July 26, 2024
Microsoft Studies The Impact of Video Calls on Health: "Your Brain Needs Breaks"
This is what happens to our brains when we constantly participate in telematic meetings. Microsoft is studying how to reduce the stress caused by video calls. 

More than a year ago, meetings by Zoom, Google Meet, or Teams went from being a matter of a few to a massive communication tool. To talk with family, and friends or keep in touch with co-workers from a distance. On the phone or through the computer, they are constant.

Microsoft wanted to evaluate the impact that this digital activity has on the health of our brain. The results are not going to surprise anyone, video calls create a lot of stress. Although we are sitting at home and most of the time we talk with known people, video calls leave us exhausted. 

Other studies indicate the same effects, it is what has been called Zoom Fatigue. Tiredness and boredom are associated with constant and endless meetings over the internet, as described earlier this year in IFLScience by Dr. Paul Penn, from the East London University School of Psychology.

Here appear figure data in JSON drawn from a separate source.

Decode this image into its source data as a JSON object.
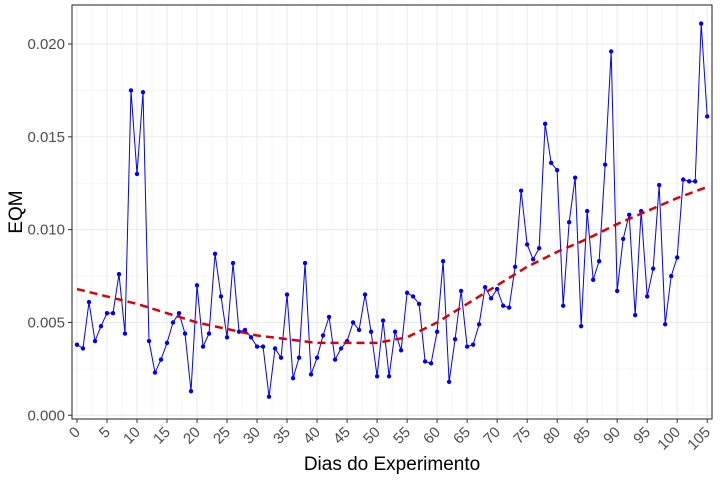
{
  "chart_data": {
    "type": "line",
    "x_label": "Dias do Experimento",
    "y_label": "EQM",
    "xlim": [
      -0.83,
      105.8
    ],
    "ylim": [
      -0.0002,
      0.0221
    ],
    "xticks": [
      0,
      5,
      10,
      15,
      20,
      25,
      30,
      35,
      40,
      45,
      50,
      55,
      60,
      65,
      70,
      75,
      80,
      85,
      90,
      95,
      100,
      105
    ],
    "yticks": [
      {
        "value": 0,
        "label": "0.000"
      },
      0.005,
      {
        "value": 0.01,
        "label": "0.010"
      },
      0.015,
      {
        "value": 0.02,
        "label": "0.020"
      }
    ],
    "grid": true,
    "series": [
      {
        "color": "#0000ff",
        "style": "solid",
        "markers": true,
        "x": [
          0,
          1,
          2,
          3,
          4,
          5,
          6,
          7,
          8,
          9,
          10,
          11,
          12,
          13,
          14,
          15,
          16,
          17,
          18,
          19,
          20,
          21,
          22,
          23,
          24,
          25,
          26,
          27,
          28,
          29,
          30,
          31,
          32,
          33,
          34,
          35,
          36,
          37,
          38,
          39,
          40,
          41,
          42,
          43,
          44,
          45,
          46,
          47,
          48,
          49,
          50,
          51,
          52,
          53,
          54,
          55,
          56,
          57,
          58,
          59,
          60,
          61,
          62,
          63,
          64,
          65,
          66,
          67,
          68,
          69,
          70,
          71,
          72,
          73,
          74,
          75,
          76,
          77,
          78,
          79,
          80,
          81,
          82,
          83,
          84,
          85,
          86,
          87,
          88,
          89,
          90,
          91,
          92,
          93,
          94,
          95,
          96,
          97,
          98,
          99,
          100,
          101,
          102,
          103,
          104,
          105
        ],
        "values": [
          0.0038,
          0.0036,
          0.0061,
          0.004,
          0.0048,
          0.0055,
          0.0055,
          0.0076,
          0.0044,
          0.0175,
          0.013,
          0.0174,
          0.004,
          0.0023,
          0.003,
          0.0039,
          0.005,
          0.0055,
          0.0044,
          0.0013,
          0.007,
          0.0037,
          0.0044,
          0.0087,
          0.0064,
          0.0042,
          0.0082,
          0.0045,
          0.0046,
          0.0042,
          0.0037,
          0.0037,
          0.001,
          0.0036,
          0.0031,
          0.0065,
          0.002,
          0.0031,
          0.0082,
          0.0022,
          0.0031,
          0.0043,
          0.0053,
          0.003,
          0.0036,
          0.004,
          0.005,
          0.0046,
          0.0065,
          0.0045,
          0.0021,
          0.0051,
          0.0021,
          0.0045,
          0.0035,
          0.0066,
          0.0064,
          0.006,
          0.0029,
          0.0028,
          0.0045,
          0.0083,
          0.0018,
          0.0041,
          0.0067,
          0.0037,
          0.0038,
          0.0049,
          0.0069,
          0.0063,
          0.0068,
          0.0059,
          0.0058,
          0.008,
          0.0121,
          0.0092,
          0.0084,
          0.009,
          0.0157,
          0.0136,
          0.0132,
          0.0059,
          0.0104,
          0.0128,
          0.0048,
          0.011,
          0.0073,
          0.0083,
          0.0135,
          0.0196,
          0.0067,
          0.0095,
          0.0108,
          0.0054,
          0.011,
          0.0064,
          0.0079,
          0.0124,
          0.0049,
          0.0075,
          0.0085,
          0.0127,
          0.0126,
          0.0126,
          0.0211,
          0.0161
        ]
      },
      {
        "color": "#dd0000",
        "style": "dashed",
        "markers": false,
        "x": [
          0,
          10,
          20,
          30,
          40,
          50,
          55,
          60,
          65,
          70,
          75,
          80,
          85,
          90,
          95,
          100,
          105
        ],
        "values": [
          0.0068,
          0.006,
          0.005,
          0.0043,
          0.0039,
          0.0039,
          0.0042,
          0.005,
          0.006,
          0.007,
          0.008,
          0.0088,
          0.0095,
          0.0103,
          0.011,
          0.0117,
          0.0123
        ]
      }
    ]
  }
}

Microsoft, for its part, has fitted 14 people with an EEG cap to monitor their brain activity during these telematic meetings. The 14 participants attended eight half-hour video calls, divided into four per day: one day with 10-minute breaks between them and the other all in one block. 

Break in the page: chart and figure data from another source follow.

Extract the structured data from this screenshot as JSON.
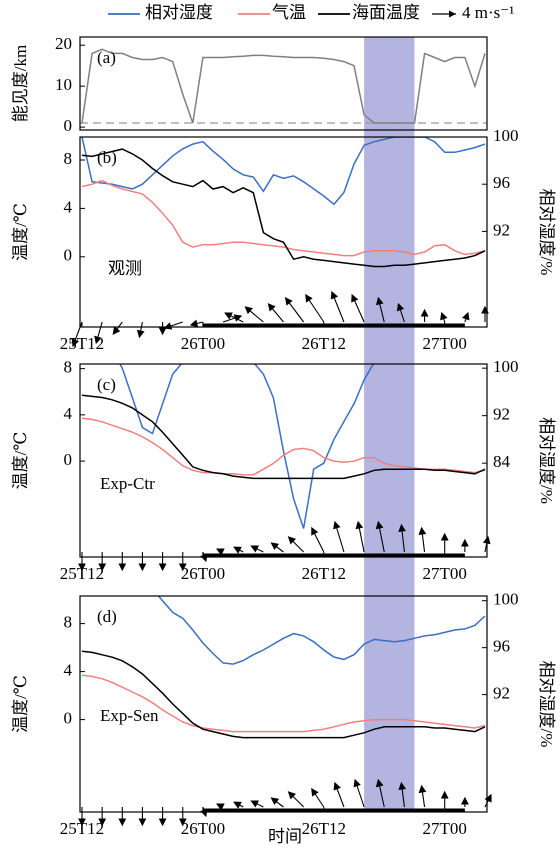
{
  "legend": {
    "items": [
      {
        "name": "相对湿度",
        "color": "#3a6fc4"
      },
      {
        "name": "气温",
        "color": "#f08080"
      },
      {
        "name": "海面温度",
        "color": "#000000"
      }
    ],
    "wind": {
      "value": 4,
      "label": "4 m·s⁻¹"
    }
  },
  "shade": {
    "range": [
      "26T16",
      "26T21"
    ],
    "color": "#9b9bd6"
  },
  "x_axis_label": "时间",
  "chart_data": [
    {
      "type": "line",
      "panel_label": "(a)",
      "ylabel": "能见度/km",
      "ylim": [
        -0.7,
        22
      ],
      "yticks": [
        0,
        10,
        20
      ],
      "threshold": 1,
      "x": [
        "25T12",
        "25T13",
        "25T14",
        "25T15",
        "25T16",
        "25T17",
        "25T18",
        "25T19",
        "25T20",
        "25T21",
        "25T22",
        "25T23",
        "26T00",
        "26T01",
        "26T02",
        "26T03",
        "26T04",
        "26T05",
        "26T06",
        "26T07",
        "26T08",
        "26T09",
        "26T10",
        "26T11",
        "26T12",
        "26T13",
        "26T14",
        "26T15",
        "26T16",
        "26T17",
        "26T18",
        "26T19",
        "26T20",
        "26T21",
        "26T22",
        "26T23",
        "27T00",
        "27T01",
        "27T02",
        "27T03",
        "27T04"
      ],
      "series": [
        {
          "color": "#808080",
          "values": [
            1,
            18,
            19,
            18,
            18,
            17,
            16.5,
            16.5,
            17,
            16,
            8,
            1,
            17,
            17,
            17,
            17.2,
            17.3,
            17.5,
            17.5,
            17.3,
            17.2,
            17,
            17,
            17,
            16.8,
            16.5,
            16,
            15,
            3,
            1,
            1,
            1,
            1,
            1,
            18,
            17,
            16,
            17,
            17,
            10,
            18
          ]
        }
      ]
    },
    {
      "type": "line",
      "panel_label": "(b)",
      "annotation": "观测",
      "ylabel": "温度/℃",
      "y2label": "相对湿度/%",
      "ylim": [
        -5.8,
        9.9
      ],
      "yticks": [
        0,
        4,
        8
      ],
      "y2lim": [
        83.9,
        100
      ],
      "y2ticks": [
        92,
        96,
        100
      ],
      "xticks": [
        "25T12",
        "26T00",
        "26T12",
        "27T00"
      ],
      "bar_period": [
        "26T00",
        "27T02"
      ],
      "x": [
        "25T12",
        "25T13",
        "25T14",
        "25T15",
        "25T16",
        "25T17",
        "25T18",
        "25T19",
        "25T20",
        "25T21",
        "25T22",
        "25T23",
        "26T00",
        "26T01",
        "26T02",
        "26T03",
        "26T04",
        "26T05",
        "26T06",
        "26T07",
        "26T08",
        "26T09",
        "26T10",
        "26T11",
        "26T12",
        "26T13",
        "26T14",
        "26T15",
        "26T16",
        "26T17",
        "26T18",
        "26T19",
        "26T20",
        "26T21",
        "26T22",
        "26T23",
        "27T00",
        "27T01",
        "27T02",
        "27T03",
        "27T04"
      ],
      "series": [
        {
          "color": "#3a6fc4",
          "axis": "y2",
          "values": [
            100,
            96.2,
            96.1,
            96,
            95.8,
            95.6,
            96,
            96.8,
            97.6,
            98.4,
            99,
            99.4,
            99.6,
            98.8,
            98.1,
            97.3,
            96.8,
            96.6,
            95.4,
            96.8,
            96.5,
            96.7,
            96.2,
            95.6,
            95,
            94.3,
            95.3,
            97.7,
            99.3,
            99.6,
            99.8,
            100,
            100,
            100,
            100,
            99.6,
            98.7,
            98.7,
            98.9,
            99.1,
            99.4
          ]
        },
        {
          "color": "#f08080",
          "values": [
            5.8,
            6,
            6.3,
            5.9,
            5.6,
            5.4,
            5.2,
            4.5,
            3.6,
            2.6,
            1.2,
            0.8,
            1,
            1,
            1.1,
            1.2,
            1.2,
            1.1,
            1,
            0.9,
            0.8,
            0.6,
            0.5,
            0.4,
            0.3,
            0.2,
            0.1,
            0.1,
            0.4,
            0.5,
            0.5,
            0.5,
            0.4,
            0.2,
            0.4,
            0.9,
            1,
            0.5,
            0.2,
            0.3,
            0.5
          ]
        },
        {
          "color": "#000000",
          "values": [
            8.4,
            8.3,
            8.5,
            8.7,
            8.9,
            8.5,
            8,
            7.3,
            6.7,
            6.2,
            6,
            5.8,
            6.3,
            5.6,
            5.8,
            5.3,
            5.7,
            5.3,
            2,
            1.5,
            1.2,
            -0.2,
            0,
            -0.2,
            -0.3,
            -0.4,
            -0.5,
            -0.6,
            -0.7,
            -0.8,
            -0.8,
            -0.7,
            -0.7,
            -0.6,
            -0.5,
            -0.4,
            -0.3,
            -0.2,
            -0.1,
            0.1,
            0.5
          ]
        }
      ],
      "wind": {
        "x": [
          "25T12",
          "25T14",
          "25T16",
          "25T18",
          "25T20",
          "25T22",
          "26T00",
          "26T02",
          "26T04",
          "26T06",
          "26T08",
          "26T10",
          "26T12",
          "26T14",
          "26T16",
          "26T18",
          "26T20",
          "26T22",
          "27T00",
          "27T02",
          "27T04"
        ],
        "u": [
          -1.5,
          -1,
          -1.5,
          -0.5,
          0,
          -3,
          -2,
          3,
          -3,
          -3,
          -2.5,
          -3,
          -3,
          -2,
          -2,
          -1,
          -1,
          0,
          -0.5,
          0.5,
          0
        ],
        "v": [
          -4,
          -3.5,
          -2,
          -2.5,
          -2,
          -1,
          -0.5,
          1,
          1.5,
          2.5,
          3,
          4,
          4.5,
          5,
          4.5,
          4,
          3,
          2,
          1.5,
          1.5,
          2.5
        ]
      }
    },
    {
      "type": "line",
      "panel_label": "(c)",
      "annotation": "Exp-Ctr",
      "ylabel": "温度/℃",
      "y2label": "相对湿度/%",
      "ylim": [
        -8.3,
        8.4
      ],
      "yticks": [
        0,
        4,
        8
      ],
      "y2lim": [
        68.2,
        100.7
      ],
      "y2ticks": [
        84,
        92,
        100
      ],
      "xticks": [
        "25T12",
        "26T00",
        "26T12",
        "27T00"
      ],
      "bar_period": [
        "26T00",
        "27T02"
      ],
      "x": [
        "25T12",
        "25T13",
        "25T14",
        "25T15",
        "25T16",
        "25T17",
        "25T18",
        "25T19",
        "25T20",
        "25T21",
        "25T22",
        "25T23",
        "26T00",
        "26T01",
        "26T02",
        "26T03",
        "26T04",
        "26T05",
        "26T06",
        "26T07",
        "26T08",
        "26T09",
        "26T10",
        "26T11",
        "26T12",
        "26T13",
        "26T14",
        "26T15",
        "26T16",
        "26T17",
        "26T18",
        "26T19",
        "26T20",
        "26T21",
        "26T22",
        "26T23",
        "27T00",
        "27T01",
        "27T02",
        "27T03",
        "27T04"
      ],
      "series": [
        {
          "color": "#3a6fc4",
          "axis": "y2",
          "values": [
            104,
            104,
            104,
            103,
            100,
            95,
            90,
            89,
            94,
            99,
            101,
            102,
            102,
            102,
            102,
            102,
            102,
            101,
            99,
            95,
            86,
            78,
            73,
            83,
            84,
            88,
            91,
            94,
            98,
            101,
            103,
            103,
            103,
            103,
            103,
            103,
            103,
            103,
            103,
            103,
            103
          ]
        },
        {
          "color": "#f08080",
          "values": [
            3.7,
            3.6,
            3.4,
            3.1,
            2.8,
            2.5,
            2.1,
            1.6,
            1,
            0.3,
            -0.4,
            -0.8,
            -1,
            -1,
            -1.1,
            -1.1,
            -1.2,
            -1.2,
            -0.7,
            -0.2,
            0.5,
            1,
            1.1,
            0.9,
            0.3,
            0,
            -0.1,
            0,
            0.3,
            0.3,
            -0.2,
            -0.4,
            -0.5,
            -0.6,
            -0.7,
            -0.7,
            -0.7,
            -0.8,
            -0.9,
            -1,
            -0.8
          ]
        },
        {
          "color": "#000000",
          "values": [
            5.7,
            5.6,
            5.5,
            5.3,
            5,
            4.6,
            4,
            3.4,
            2.5,
            1.5,
            0.5,
            -0.5,
            -0.8,
            -1,
            -1.1,
            -1.3,
            -1.4,
            -1.5,
            -1.5,
            -1.5,
            -1.5,
            -1.5,
            -1.5,
            -1.5,
            -1.5,
            -1.5,
            -1.5,
            -1.3,
            -1.1,
            -0.8,
            -0.7,
            -0.7,
            -0.7,
            -0.7,
            -0.7,
            -0.8,
            -0.8,
            -0.9,
            -1,
            -1.1,
            -0.7
          ]
        }
      ],
      "wind": {
        "x": [
          "25T12",
          "25T14",
          "25T16",
          "25T18",
          "25T20",
          "25T22",
          "26T00",
          "26T02",
          "26T04",
          "26T06",
          "26T08",
          "26T10",
          "26T12",
          "26T14",
          "26T16",
          "26T18",
          "26T20",
          "26T22",
          "27T00",
          "27T02",
          "27T04"
        ],
        "u": [
          0,
          0,
          0,
          0,
          0,
          0,
          0.5,
          -1,
          -1.5,
          -2,
          -2,
          -2.5,
          -2,
          -1.5,
          -1,
          -1,
          -0.5,
          -0.5,
          0,
          0,
          0.5
        ],
        "v": [
          -3,
          -3,
          -3,
          -3,
          -3,
          -3,
          -1.5,
          0.5,
          0.8,
          1,
          1.5,
          2.5,
          4,
          5,
          5,
          5,
          4.5,
          4,
          3,
          2,
          2.5
        ]
      }
    },
    {
      "type": "line",
      "panel_label": "(d)",
      "annotation": "Exp-Sen",
      "ylabel": "温度/℃",
      "y2label": "相对湿度/%",
      "ylim": [
        -7.7,
        10.3
      ],
      "yticks": [
        0,
        4,
        8
      ],
      "y2lim": [
        82,
        100.4
      ],
      "y2ticks": [
        92,
        96,
        100
      ],
      "xticks": [
        "25T12",
        "26T00",
        "26T12",
        "27T00"
      ],
      "bar_period": [
        "26T00",
        "27T02"
      ],
      "x": [
        "25T12",
        "25T13",
        "25T14",
        "25T15",
        "25T16",
        "25T17",
        "25T18",
        "25T19",
        "25T20",
        "25T21",
        "25T22",
        "25T23",
        "26T00",
        "26T01",
        "26T02",
        "26T03",
        "26T04",
        "26T05",
        "26T06",
        "26T07",
        "26T08",
        "26T09",
        "26T10",
        "26T11",
        "26T12",
        "26T13",
        "26T14",
        "26T15",
        "26T16",
        "26T17",
        "26T18",
        "26T19",
        "26T20",
        "26T21",
        "26T22",
        "26T23",
        "27T00",
        "27T01",
        "27T02",
        "27T03",
        "27T04"
      ],
      "series": [
        {
          "color": "#3a6fc4",
          "axis": "y2",
          "values": [
            101,
            101,
            101,
            101,
            101,
            101,
            101,
            101,
            100,
            99,
            98.5,
            97.5,
            96.4,
            95.5,
            94.7,
            94.6,
            94.9,
            95.4,
            95.8,
            96.3,
            96.8,
            97.2,
            97,
            96.5,
            95.8,
            95.2,
            95,
            95.4,
            96.3,
            96.7,
            96.6,
            96.5,
            96.6,
            96.8,
            97,
            97.1,
            97.3,
            97.5,
            97.6,
            97.9,
            98.7
          ]
        },
        {
          "color": "#f08080",
          "values": [
            3.7,
            3.6,
            3.4,
            3.1,
            2.7,
            2.3,
            1.9,
            1.4,
            0.8,
            0.3,
            -0.2,
            -0.5,
            -0.7,
            -0.8,
            -0.9,
            -1,
            -1,
            -1,
            -1,
            -1,
            -1,
            -1,
            -1,
            -0.9,
            -0.8,
            -0.6,
            -0.4,
            -0.2,
            -0.1,
            0,
            0,
            0,
            0,
            -0.1,
            -0.2,
            -0.3,
            -0.4,
            -0.5,
            -0.6,
            -0.7,
            -0.5
          ]
        },
        {
          "color": "#000000",
          "values": [
            5.7,
            5.6,
            5.4,
            5.2,
            4.9,
            4.4,
            3.8,
            3,
            2.2,
            1.3,
            0.5,
            -0.3,
            -0.8,
            -1,
            -1.2,
            -1.4,
            -1.5,
            -1.5,
            -1.5,
            -1.5,
            -1.5,
            -1.5,
            -1.5,
            -1.5,
            -1.5,
            -1.5,
            -1.5,
            -1.3,
            -1.1,
            -0.8,
            -0.6,
            -0.6,
            -0.6,
            -0.6,
            -0.6,
            -0.7,
            -0.7,
            -0.8,
            -0.9,
            -1,
            -0.6
          ]
        }
      ],
      "wind": {
        "x": [
          "25T12",
          "25T14",
          "25T16",
          "25T18",
          "25T20",
          "25T22",
          "26T00",
          "26T02",
          "26T04",
          "26T06",
          "26T08",
          "26T10",
          "26T12",
          "26T14",
          "26T16",
          "26T18",
          "26T20",
          "26T22",
          "27T00",
          "27T02",
          "27T04"
        ],
        "u": [
          0,
          0,
          0,
          0,
          0,
          0,
          0.5,
          -1,
          -1.5,
          -2,
          -2,
          -2.5,
          -2,
          -1.5,
          -1.5,
          -1,
          -0.5,
          -0.5,
          0,
          0,
          1
        ],
        "v": [
          -3,
          -3,
          -3,
          -3,
          -3,
          -3,
          -1.5,
          0.5,
          0.8,
          1,
          1.5,
          2.5,
          3,
          4,
          4.5,
          4.5,
          4,
          3.5,
          2.5,
          1.5,
          2
        ]
      }
    }
  ]
}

The results of the study indicate the importance of taking breaks. During the block of meetings without breaks, people showed higher levels of beta waves, which are associated with stress, anxiety, and concentration. These are the three conclusions that Microsoft researchers have reached:

  • Breaks between meetings allow the brain to “reset”: Taking time between video calls prevents stress from building up, they explain in the report.
  • Back-to-back meetings can decrease your ability to focus and participate: When participants had breaks to meditate, brain wave patterns showed positive levels of frontal alpha asymmetry, which correlates with increased engagement during the meeting, Microsoft says.
  • Jumping directly from one meeting to another can cause stress spikes: ” You are reaching the end of the meeting, knowing that you have another one next and you are going to have to change gears and use your brain to think a lot about something else, ” says Michael Bohan, Senior Director of the Human Factors Engineering Group at Microsoft

To assess whether people are engaged or distracted during the meeting, the researchers study a brain wave pattern known as frontal alpha asymmetry which consists of the difference between the activity of left and right alpha waves in the frontal area of ​​the brain. 

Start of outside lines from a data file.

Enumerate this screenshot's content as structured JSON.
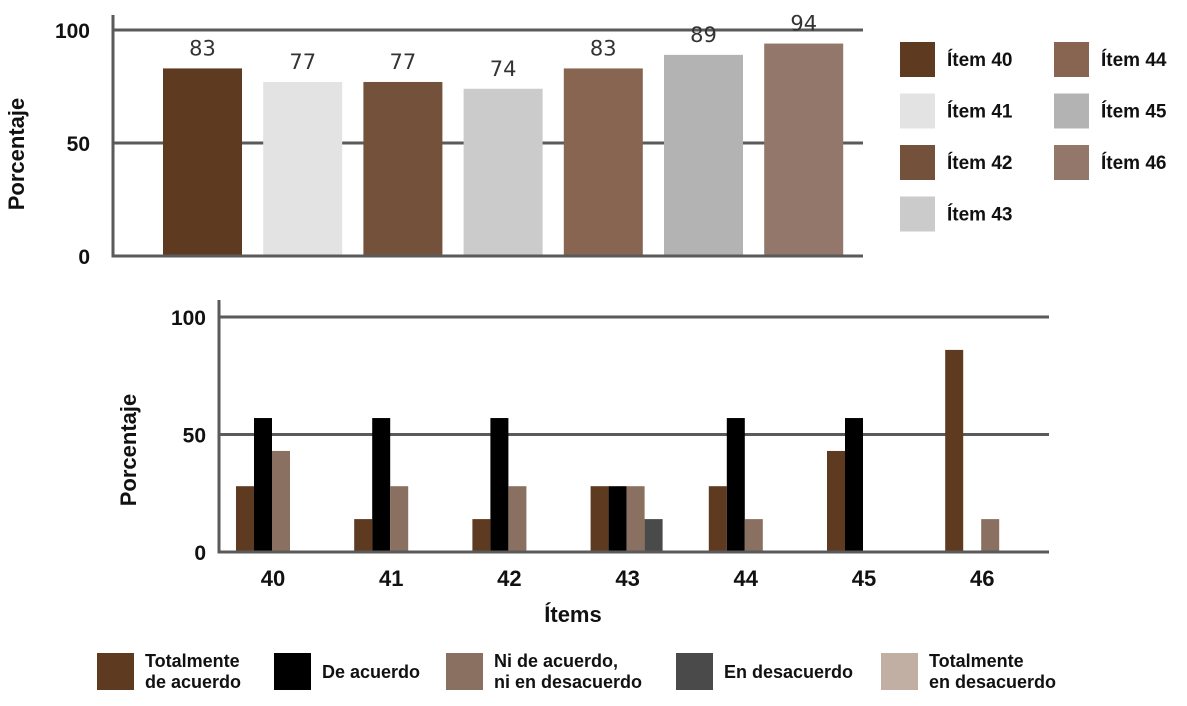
{
  "colors": {
    "axis": "#5a5a5a",
    "grid": "#5a5a5a"
  },
  "chart_data": [
    {
      "type": "bar",
      "ylabel": "Porcentaje",
      "ylim": [
        0,
        100
      ],
      "yticks": [
        "0",
        "50",
        "100"
      ],
      "grid": true,
      "legend_position": "right",
      "categories": [
        "Ítem 40",
        "Ítem 41",
        "Ítem 42",
        "Ítem 43",
        "Ítem 44",
        "Ítem 45",
        "Ítem 46"
      ],
      "values": [
        83,
        77,
        77,
        74,
        83,
        89,
        94
      ],
      "labels": [
        "83",
        "77",
        "77",
        "74",
        "83",
        "89",
        "94"
      ],
      "colors": [
        "#5e3a20",
        "#e3e3e3",
        "#74513a",
        "#cbcbcb",
        "#876550",
        "#b3b3b3",
        "#93776a"
      ]
    },
    {
      "type": "bar",
      "xlabel": "Ítems",
      "ylabel": "Porcentaje",
      "ylim": [
        0,
        100
      ],
      "yticks": [
        "0",
        "50",
        "100"
      ],
      "grid": true,
      "legend_position": "bottom",
      "categories": [
        "40",
        "41",
        "42",
        "43",
        "44",
        "45",
        "46"
      ],
      "series": [
        {
          "name": "Totalmente de acuerdo",
          "lines": [
            "Totalmente",
            "de acuerdo"
          ],
          "color": "#5e3a20",
          "values": [
            28,
            14,
            14,
            28,
            28,
            43,
            86
          ]
        },
        {
          "name": "De acuerdo",
          "lines": [
            "De acuerdo"
          ],
          "color": "#000000",
          "values": [
            57,
            57,
            57,
            28,
            57,
            57,
            0
          ]
        },
        {
          "name": "Ni de acuerdo, ni en desacuerdo",
          "lines": [
            "Ni de acuerdo,",
            "ni en desacuerdo"
          ],
          "color": "#8a7060",
          "values": [
            43,
            28,
            28,
            28,
            14,
            0,
            14
          ]
        },
        {
          "name": "En desacuerdo",
          "lines": [
            "En desacuerdo"
          ],
          "color": "#4a4a4a",
          "values": [
            0,
            0,
            0,
            14,
            0,
            0,
            0
          ]
        },
        {
          "name": "Totalmente en desacuerdo",
          "lines": [
            "Totalmente",
            "en desacuerdo"
          ],
          "color": "#c1afa3",
          "values": [
            0,
            0,
            0,
            0,
            0,
            0,
            0
          ]
        }
      ]
    }
  ]
}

Microsoft assures that the participants with breaks one showed a positive asymmetry, compared to those who did not take breaks.

This study used a small study population and, as TechCrunch indicates, EEG readings are not the most accurate measure of stress, but they are more practical than using an MRI machine. Still, the results reflect something that many other studies have pointed to, symptoms that most people blame for months.

The researchers advise taking breaks during and after each telematic meeting and not dedicating that time to continue working on other tasks. ” Try not to use those five or ten minutes to do some other kind of work, ” says Bohan. It is better to do breathing exercises, physical stretching, walk or drink some water, and disconnect as much as possible from work to come back more clearly.

This type of study can be used to create new functions in work tools such as Microsoft Teams. The company is committed to a hybrid future, between face-to-face work before the pandemic and teleworking that has been imposed this last year.